Музыкального образования у Козьмины не было. Имея в голове собственный оркестр, она сознательно упустила из виду, что существует иная, непонятая теория музыки, отличная от её собственной. Её устраивала своя, уютная и послушная, и казалось, если она вдруг начнёт постигать какую-то иную музыкальную грамоту, это может разрушить её собственную внутреннюю гармонию звуков. «Ни за что!» – говорила она себе. Отсылала струнников спать, и сама засыпала.

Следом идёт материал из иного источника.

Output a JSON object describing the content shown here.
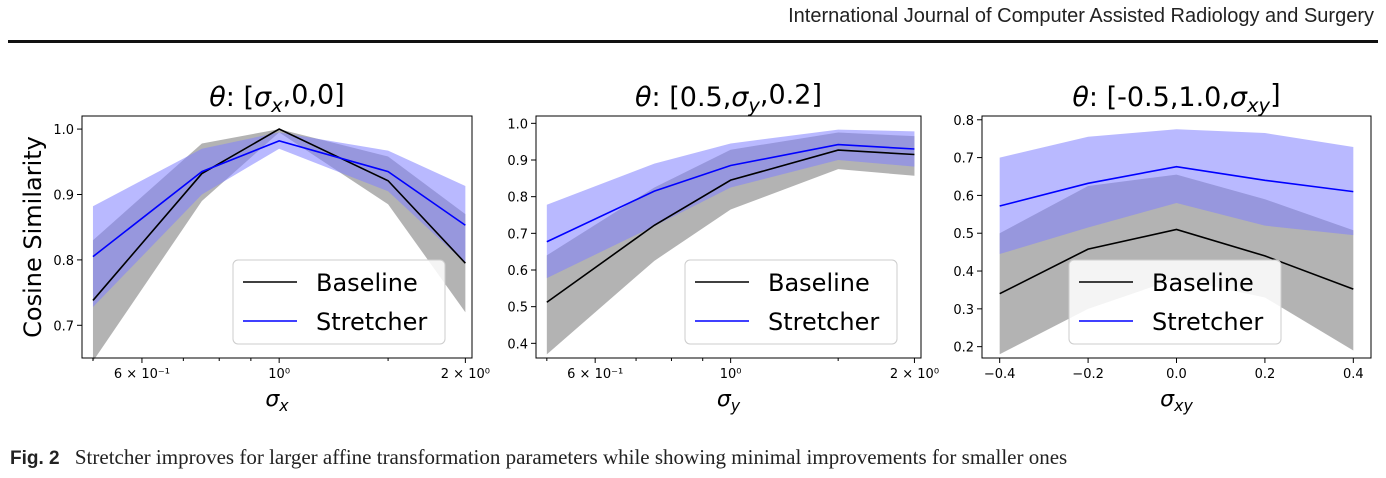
{
  "header": {
    "journal": "International Journal of Computer Assisted Radiology and Surgery"
  },
  "caption": {
    "label": "Fig. 2",
    "text": "Stretcher improves for larger affine transformation parameters while showing minimal improvements for smaller ones"
  },
  "colors": {
    "baseline": "#000000",
    "stretcher": "#0000ff",
    "baseline_band": "#808080",
    "stretcher_band": "#7f7fff"
  },
  "chart_data": [
    {
      "type": "line",
      "title": "θ: [σx,0,0]",
      "xlabel": "σx",
      "ylabel": "Cosine Similarity",
      "xscale": "log",
      "xlim": [
        0.48,
        2.05
      ],
      "ylim": [
        0.65,
        1.02
      ],
      "xticks": [
        {
          "value": 0.6,
          "label": "6 × 10⁻¹"
        },
        {
          "value": 1.0,
          "label": "10⁰"
        },
        {
          "value": 2.0,
          "label": "2 × 10⁰"
        }
      ],
      "yticks": [
        0.7,
        0.8,
        0.9,
        1.0
      ],
      "legend": {
        "position": "lower-right",
        "entries": [
          "Baseline",
          "Stretcher"
        ]
      },
      "x": [
        0.5,
        0.75,
        1.0,
        1.5,
        2.0
      ],
      "series": [
        {
          "name": "Baseline",
          "values": [
            0.738,
            0.932,
            1.0,
            0.921,
            0.795
          ],
          "lower": [
            0.645,
            0.89,
            0.995,
            0.885,
            0.72
          ],
          "upper": [
            0.83,
            0.978,
            1.0,
            0.958,
            0.87
          ]
        },
        {
          "name": "Stretcher",
          "values": [
            0.805,
            0.935,
            0.982,
            0.935,
            0.853
          ],
          "lower": [
            0.728,
            0.9,
            0.97,
            0.905,
            0.795
          ],
          "upper": [
            0.882,
            0.97,
            0.995,
            0.967,
            0.913
          ]
        }
      ]
    },
    {
      "type": "line",
      "title": "θ: [0.5,σy,0.2]",
      "xlabel": "σy",
      "ylabel": "",
      "xscale": "log",
      "xlim": [
        0.48,
        2.05
      ],
      "ylim": [
        0.36,
        1.02
      ],
      "xticks": [
        {
          "value": 0.6,
          "label": "6 × 10⁻¹"
        },
        {
          "value": 1.0,
          "label": "10⁰"
        },
        {
          "value": 2.0,
          "label": "2 × 10⁰"
        }
      ],
      "yticks": [
        0.4,
        0.5,
        0.6,
        0.7,
        0.8,
        0.9,
        1.0
      ],
      "legend": {
        "position": "lower-right",
        "entries": [
          "Baseline",
          "Stretcher"
        ]
      },
      "x": [
        0.5,
        0.75,
        1.0,
        1.5,
        2.0
      ],
      "series": [
        {
          "name": "Baseline",
          "values": [
            0.512,
            0.722,
            0.845,
            0.927,
            0.915
          ],
          "lower": [
            0.37,
            0.625,
            0.765,
            0.875,
            0.857
          ],
          "upper": [
            0.64,
            0.825,
            0.928,
            0.975,
            0.965
          ]
        },
        {
          "name": "Stretcher",
          "values": [
            0.677,
            0.815,
            0.885,
            0.942,
            0.93
          ],
          "lower": [
            0.578,
            0.72,
            0.825,
            0.9,
            0.882
          ],
          "upper": [
            0.778,
            0.89,
            0.945,
            0.983,
            0.978
          ]
        }
      ]
    },
    {
      "type": "line",
      "title": "θ: [-0.5,1.0,σxy]",
      "xlabel": "σxy",
      "ylabel": "",
      "xscale": "linear",
      "xlim": [
        -0.44,
        0.44
      ],
      "ylim": [
        0.17,
        0.81
      ],
      "xticks": [
        {
          "value": -0.4,
          "label": "−0.4"
        },
        {
          "value": -0.2,
          "label": "−0.2"
        },
        {
          "value": 0.0,
          "label": "0.0"
        },
        {
          "value": 0.2,
          "label": "0.2"
        },
        {
          "value": 0.4,
          "label": "0.4"
        }
      ],
      "yticks": [
        0.2,
        0.3,
        0.4,
        0.5,
        0.6,
        0.7,
        0.8
      ],
      "legend": {
        "position": "lower-center",
        "entries": [
          "Baseline",
          "Stretcher"
        ]
      },
      "x": [
        -0.4,
        -0.2,
        0.0,
        0.2,
        0.4
      ],
      "series": [
        {
          "name": "Baseline",
          "values": [
            0.34,
            0.458,
            0.51,
            0.44,
            0.352
          ],
          "lower": [
            0.18,
            0.3,
            0.38,
            0.33,
            0.19
          ],
          "upper": [
            0.5,
            0.625,
            0.655,
            0.59,
            0.508
          ]
        },
        {
          "name": "Stretcher",
          "values": [
            0.572,
            0.632,
            0.676,
            0.64,
            0.61
          ],
          "lower": [
            0.445,
            0.515,
            0.58,
            0.52,
            0.495
          ],
          "upper": [
            0.7,
            0.755,
            0.775,
            0.765,
            0.728
          ]
        }
      ]
    }
  ]
}
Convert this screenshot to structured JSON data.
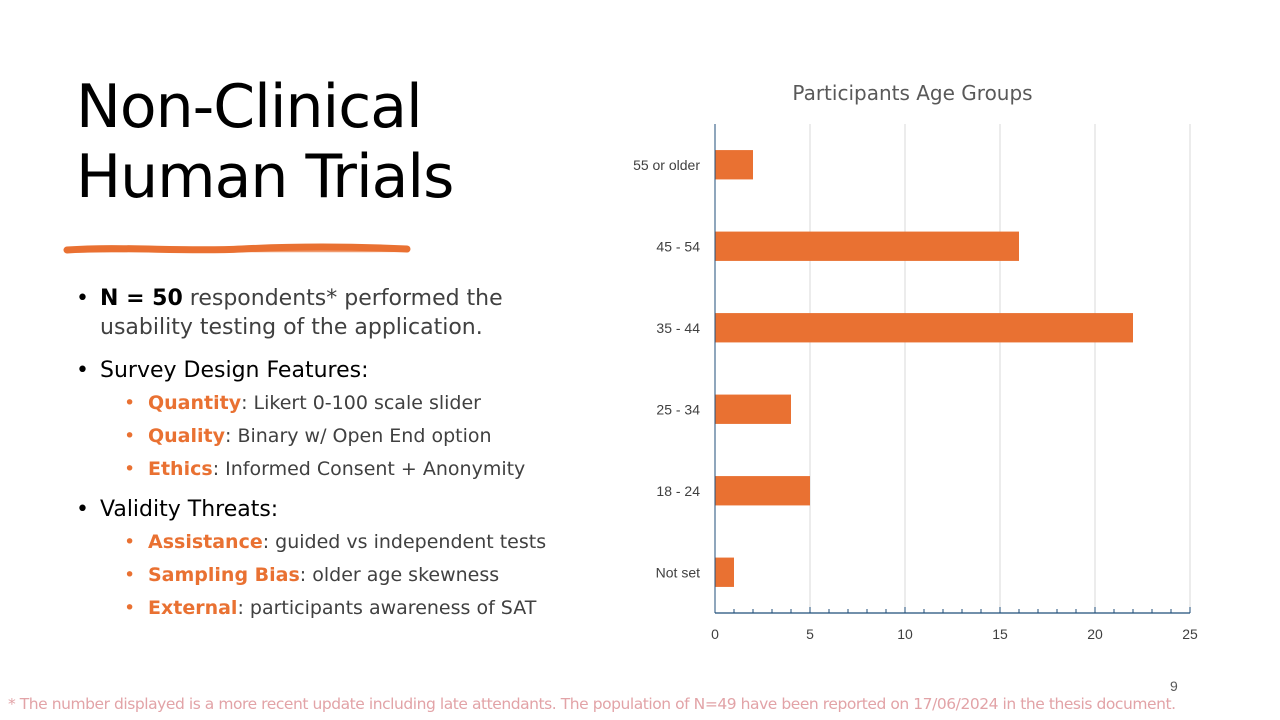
{
  "slide": {
    "title_line1": "Non-Clinical",
    "title_line2": "Human Trials",
    "page_number": "9",
    "footnote": "* The number displayed is a more recent update including late attendants. The population of N=49 have been reported on 17/06/2024 in the thesis document."
  },
  "bullets": {
    "n_label": "N = 50",
    "n_rest": " respondents* performed the usability testing of the application.",
    "survey_label": "Survey Design Features:",
    "survey_items": [
      {
        "key": "Quantity",
        "text": ": Likert 0-100 scale slider"
      },
      {
        "key": "Quality",
        "text": ": Binary w/ Open End option"
      },
      {
        "key": "Ethics",
        "text": ": Informed Consent + Anonymity"
      }
    ],
    "threats_label": "Validity Threats:",
    "threat_items": [
      {
        "key": "Assistance",
        "text": ": guided vs independent tests"
      },
      {
        "key": "Sampling Bias",
        "text": ": older age skewness"
      },
      {
        "key": "External",
        "text": ": participants awareness of SAT"
      }
    ]
  },
  "colors": {
    "accent": "#e97132",
    "axis": "#1f4e79",
    "grid": "#d9d9d9",
    "footnote": "#e2a3a7"
  },
  "chart_data": {
    "type": "bar",
    "orientation": "horizontal",
    "title": "Participants Age Groups",
    "categories": [
      "55 or older",
      "45 - 54",
      "35 - 44",
      "25 - 34",
      "18 - 24",
      "Not set"
    ],
    "values": [
      2,
      16,
      22,
      4,
      5,
      1
    ],
    "xlim": [
      0,
      25
    ],
    "xticks": [
      0,
      5,
      10,
      15,
      20,
      25
    ],
    "grid": true,
    "legend": "none",
    "bar_color": "#e97132"
  }
}
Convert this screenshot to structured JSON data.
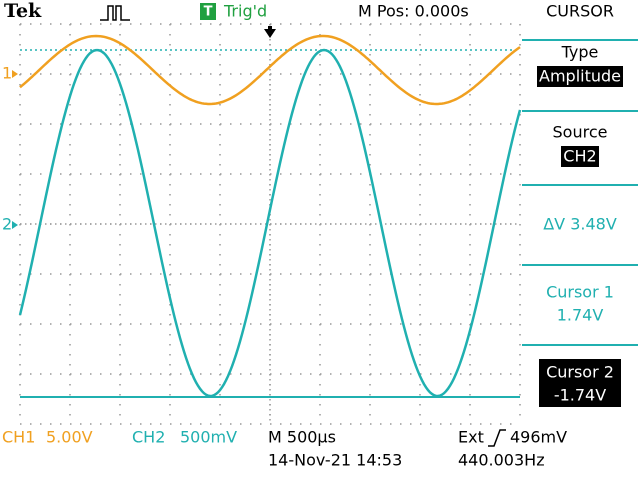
{
  "header": {
    "brand": "Tek",
    "trigger_icon": "T",
    "trigger_status": "Trig'd",
    "horizontal_position": "M Pos: 0.000s"
  },
  "channel_markers": {
    "ch1": "1",
    "ch2": "2"
  },
  "menu": {
    "title": "CURSOR",
    "type": {
      "label": "Type",
      "value": "Amplitude"
    },
    "source": {
      "label": "Source",
      "value": "CH2"
    },
    "delta": "ΔV 3.48V",
    "cursor1": {
      "label": "Cursor 1",
      "value": "1.74V"
    },
    "cursor2": {
      "label": "Cursor 2",
      "value": "-1.74V"
    }
  },
  "footer": {
    "ch1_name": "CH1",
    "ch1_scale": "5.00V",
    "ch2_name": "CH2",
    "ch2_scale": "500mV",
    "timebase": "M 500µs",
    "trigger_source": "Ext",
    "trigger_level": "496mV",
    "date_time": "14-Nov-21 14:53",
    "frequency": "440.003Hz"
  }
}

Козьмина ожидала возвращения книги. Ей нужна была книга, и только. Она себя убеждала в этом, впрочем, не настаивая, – конечно же, книга. Она ведь не смогла её в очередной раз перечитать, что до этого случалось регулярно. Задумавшись и забыв книгу в парке, она прервала цикл общения с ней. Ничего не произошло, мир не перевернулся, и Козьмина начала сомневаться – так ли уж нужно было в сотый раз перечитывать книжные мысли, ещё раз убеждаясь, что понято правильно и другого смысла в строчках уже не существует. Строчки были досуха выжаты Козьминой, словно виноградные грозди. Выжатый сок этих строчек уже давно перебродил в вино и с каждым новым прочтением пьянил Козьмину гораздо сильнее, чем будоражил. Может быть, поэтому она и забыла её на лавочке, задумываясь о большем, о том, чего в строчках уже не было. У книги наступил возраст ненужности, что эквивалентно старости у людей, и бумажный источник мудрости был безмятежно утерян.